A team of researchers from East China Normal University, China, University of Central Florida and Colorado State University, the United States, carried out precipitation observations in the Southern Hemisphere which indicated an apparent moistening pattern over the extratropics during the time period 1979 to 2013. To investigate the predominant forcing factor in triggering such an observed wetting climate pattern, precipitation responses to four climatic forcing factors, including Antarctic ozone, water vapor, sea surface temperature (SST), and carbon dioxide (CO2), were assessed quantitatively in sequence through an inductive approach.
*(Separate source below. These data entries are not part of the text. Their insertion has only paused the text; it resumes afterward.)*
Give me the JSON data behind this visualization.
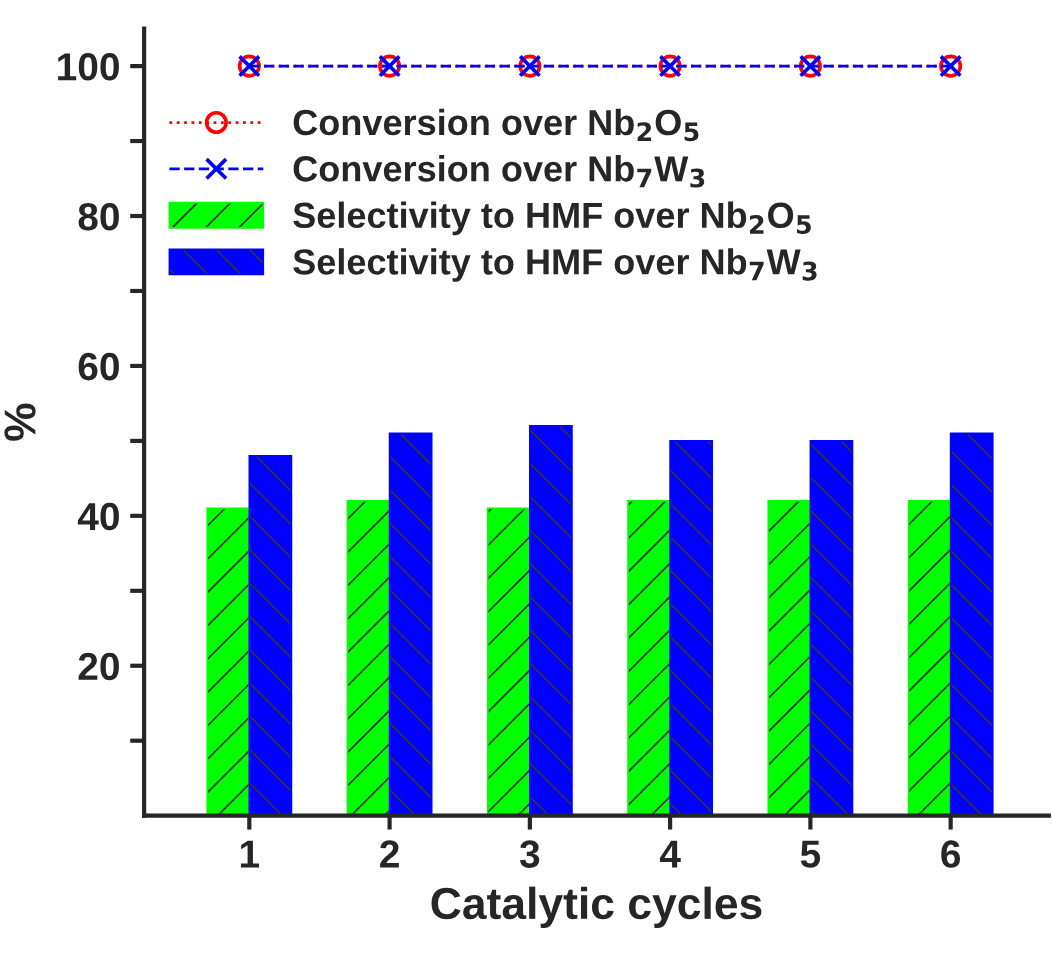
{
  "chart_data": {
    "type": "bar",
    "xlabel": "Catalytic cycles",
    "ylabel": "%",
    "categories": [
      "1",
      "2",
      "3",
      "4",
      "5",
      "6"
    ],
    "series": [
      {
        "name": "Conversion over Nb$_{2}$O$_{5}$",
        "type": "line",
        "color": "#ff0000",
        "marker": "circle",
        "line_style": "dotted",
        "values": [
          100,
          100,
          100,
          100,
          100,
          100
        ]
      },
      {
        "name": "Conversion over Nb$_{7}$W$_{3}$",
        "type": "line",
        "color": "#0000ff",
        "marker": "cross",
        "line_style": "dashed",
        "values": [
          100,
          100,
          100,
          100,
          100,
          100
        ]
      },
      {
        "name": "Selectivity to HMF over Nb$_{2}$O$_{5}$",
        "color": "#00ff00",
        "values": [
          41,
          42,
          41,
          42,
          42,
          42
        ]
      },
      {
        "name": "Selectivity to HMF over Nb$_{7}$W$_{3}$",
        "color": "#0000ff",
        "values": [
          48,
          51,
          52,
          50,
          50,
          51
        ]
      }
    ],
    "ylim": [
      0,
      105
    ],
    "yticks": [
      {
        "value": 10,
        "label": null
      },
      20,
      {
        "value": 30,
        "label": null
      },
      40,
      {
        "value": 50,
        "label": null
      },
      60,
      {
        "value": 70,
        "label": null
      },
      80,
      {
        "value": 90,
        "label": null
      },
      100
    ],
    "legend": "top left",
    "grid": false
  }
}
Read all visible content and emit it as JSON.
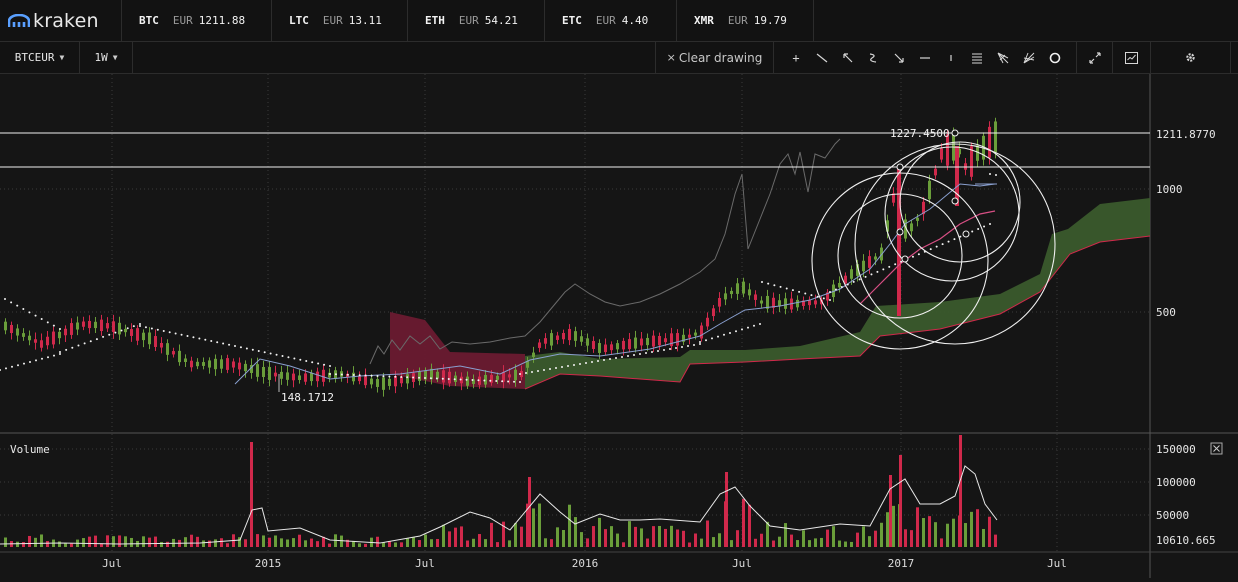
{
  "brand": {
    "name": "kraken",
    "accent": "#5aa0ff"
  },
  "tickers": [
    {
      "symbol": "BTC",
      "currency": "EUR",
      "price": "1211.88"
    },
    {
      "symbol": "LTC",
      "currency": "EUR",
      "price": "13.11"
    },
    {
      "symbol": "ETH",
      "currency": "EUR",
      "price": "54.21"
    },
    {
      "symbol": "ETC",
      "currency": "EUR",
      "price": "4.40"
    },
    {
      "symbol": "XMR",
      "currency": "EUR",
      "price": "19.79"
    }
  ],
  "toolbar": {
    "pair": "BTCEUR",
    "interval": "1W",
    "clear_drawing": "Clear drawing",
    "tools": [
      "plus-icon",
      "trend-line-icon",
      "arrow-icon",
      "wave-icon",
      "arrow-down-icon",
      "horizontal-line-icon",
      "vertical-line-icon",
      "fib-levels-icon",
      "pitchfork-icon",
      "fan-icon",
      "circle-icon"
    ],
    "fullscreen_icon": "fullscreen-icon",
    "chart_type_icon": "chart-type-icon",
    "settings_icon": "gear-icon"
  },
  "chart_data": {
    "type": "candlestick",
    "instrument": "BTCEUR",
    "interval": "1W",
    "price_axis_ticks": [
      "1211.8770",
      "1000",
      "500"
    ],
    "current_price_label": "1211.8770",
    "annotations": {
      "high_label": "1227.4500",
      "low_label": "148.1712"
    },
    "x_tick_labels": [
      "Jul",
      "2015",
      "Jul",
      "2016",
      "Jul",
      "2017",
      "Jul"
    ],
    "volume": {
      "title": "Volume",
      "axis_ticks": [
        "150000",
        "100000",
        "50000",
        "10610.665"
      ]
    },
    "colors": {
      "up": "#6a9e3a",
      "down": "#d0294b",
      "cloud_up": "#3a5a2c",
      "cloud_down": "#6a1a30",
      "grid": "#3a3a3a"
    }
  }
}
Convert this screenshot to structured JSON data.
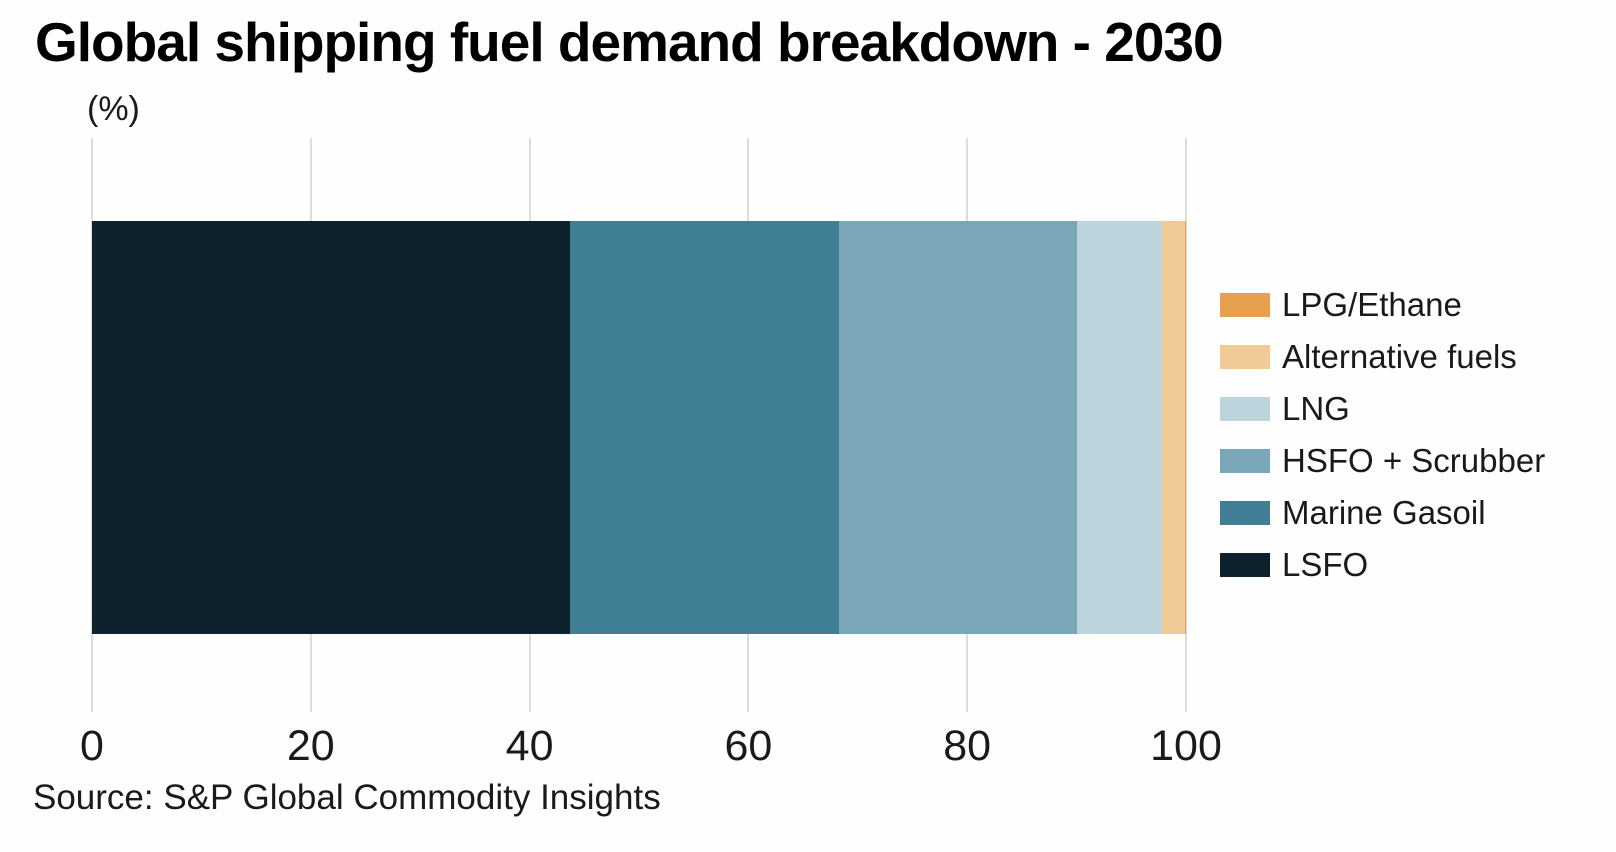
{
  "title": "Global shipping fuel demand breakdown - 2030",
  "unit_label": "(%)",
  "source": "Source: S&P Global Commodity Insights",
  "chart_data": {
    "type": "bar",
    "orientation": "horizontal",
    "stacked": true,
    "title": "Global shipping fuel demand breakdown - 2030",
    "xlabel": "",
    "ylabel": "(%)",
    "unit": "%",
    "xlim": [
      0,
      100
    ],
    "x_ticks": [
      "0",
      "20",
      "40",
      "60",
      "80",
      "100"
    ],
    "x_tick_values": [
      0,
      20,
      40,
      60,
      80,
      100
    ],
    "grid": "vertical",
    "gridline_color": "#dcdcda",
    "legend_position": "right",
    "segments_left_to_right": [
      {
        "name": "LSFO",
        "value": 43.7,
        "color": "#0d222c"
      },
      {
        "name": "Marine Gasoil",
        "value": 24.6,
        "color": "#407e96"
      },
      {
        "name": "HSFO + Scrubber",
        "value": 21.7,
        "color": "#7aa7b8"
      },
      {
        "name": "LNG",
        "value": 7.8,
        "color": "#bcd4dc"
      },
      {
        "name": "Alternative fuels",
        "value": 2.1,
        "color": "#f1cb97"
      },
      {
        "name": "LPG/Ethane",
        "value": 0.1,
        "color": "#e6a04e"
      }
    ],
    "legend_top_to_bottom": [
      "LPG/Ethane",
      "Alternative fuels",
      "LNG",
      "HSFO + Scrubber",
      "Marine Gasoil",
      "LSFO"
    ]
  }
}
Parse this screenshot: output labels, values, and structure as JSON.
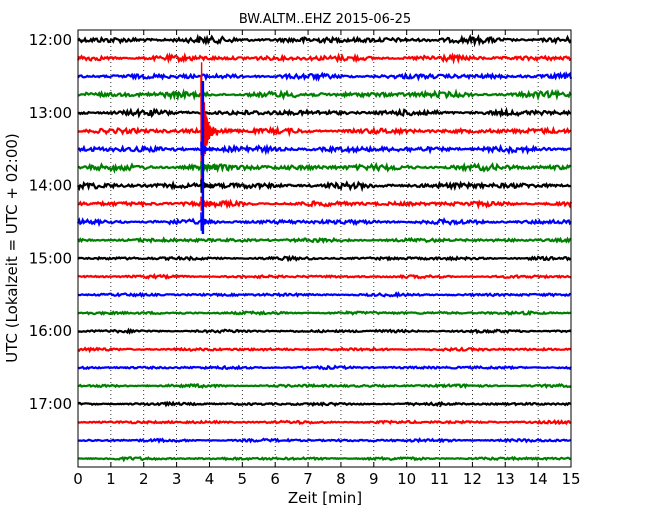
{
  "chart_data": {
    "type": "line",
    "title": "BW.ALTM..EHZ 2015-06-25",
    "xlabel": "Zeit  [min]",
    "ylabel": "UTC (Lokalzeit = UTC + 02:00)",
    "xlim": [
      0,
      15
    ],
    "x_ticks": [
      "0",
      "1",
      "2",
      "3",
      "4",
      "5",
      "6",
      "7",
      "8",
      "9",
      "10",
      "11",
      "12",
      "13",
      "14",
      "15"
    ],
    "y_ticks": [
      "12:00",
      "13:00",
      "14:00",
      "15:00",
      "16:00",
      "17:00"
    ],
    "grid": "vertical dotted",
    "trace_color_cycle": [
      "#000000",
      "#ff0000",
      "#0000ff",
      "#008000"
    ],
    "trace_start_times": [
      "12:00",
      "12:15",
      "12:30",
      "12:45",
      "13:00",
      "13:15",
      "13:30",
      "13:45",
      "14:00",
      "14:15",
      "14:30",
      "14:45",
      "15:00",
      "15:15",
      "15:30",
      "15:45",
      "16:00",
      "16:15",
      "16:30",
      "16:45",
      "17:00",
      "17:15",
      "17:30",
      "17:45"
    ],
    "noise_level": [
      1.0,
      0.9,
      0.85,
      0.95,
      0.9,
      0.85,
      0.95,
      1.0,
      0.95,
      0.8,
      0.75,
      0.6,
      0.5,
      0.45,
      0.45,
      0.45,
      0.45,
      0.45,
      0.45,
      0.45,
      0.45,
      0.45,
      0.45,
      0.45
    ],
    "event": {
      "trace_start": "13:15",
      "time_min": 3.8,
      "peak_relative_amplitude": 9.5,
      "affected_traces": [
        "13:15",
        "13:30",
        "13:45",
        "14:00",
        "14:15",
        "14:30"
      ]
    }
  }
}
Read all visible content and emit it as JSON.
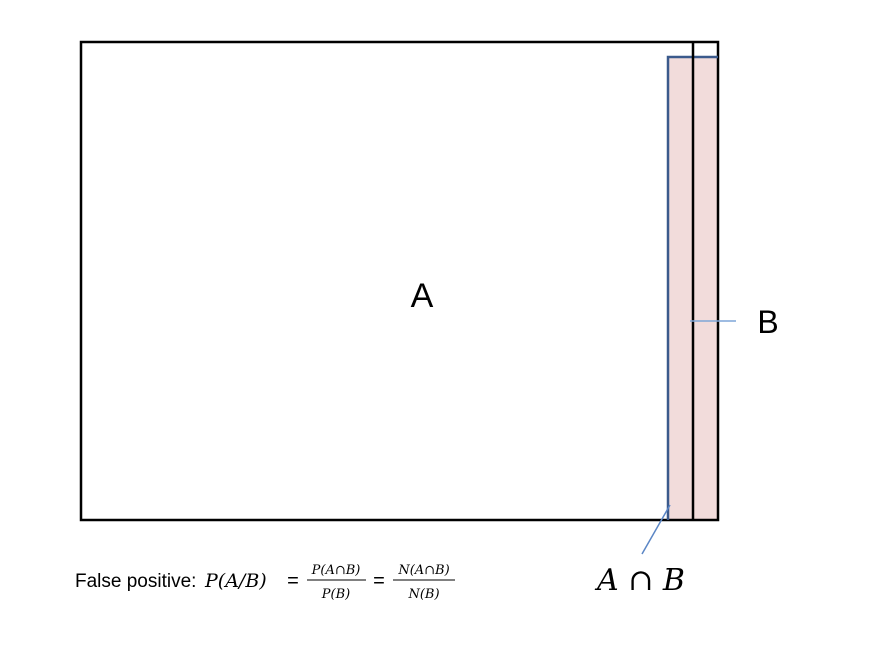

Coupled time-space patterns between the observed austral extratropical precipitation and each climatic forcing factor were firstly diagnosed by using the maximum covariance analysis (MCA). With the derived time series from each coupled MCA modes, statistical relationships were established between extratropical precipitation variations and each climatic forcing factor by using the extreme learning machine. The research has been published in the Journal of Geophysical Research: Atmospheres.
Based on these established statistical relationships, sensitivity tests were conducted to estimate precipitation responses to each climatic forcing factor quantitatively. Quantified differential contribution with respect to those climatic forcing factors may explain why the observed austral extratropical moistening pattern is primarily driven by the Antarctic ozone depletion, while mildly modulated by the cooling effect of equatorial Pacific SST and the increased greenhouse gases, respectively.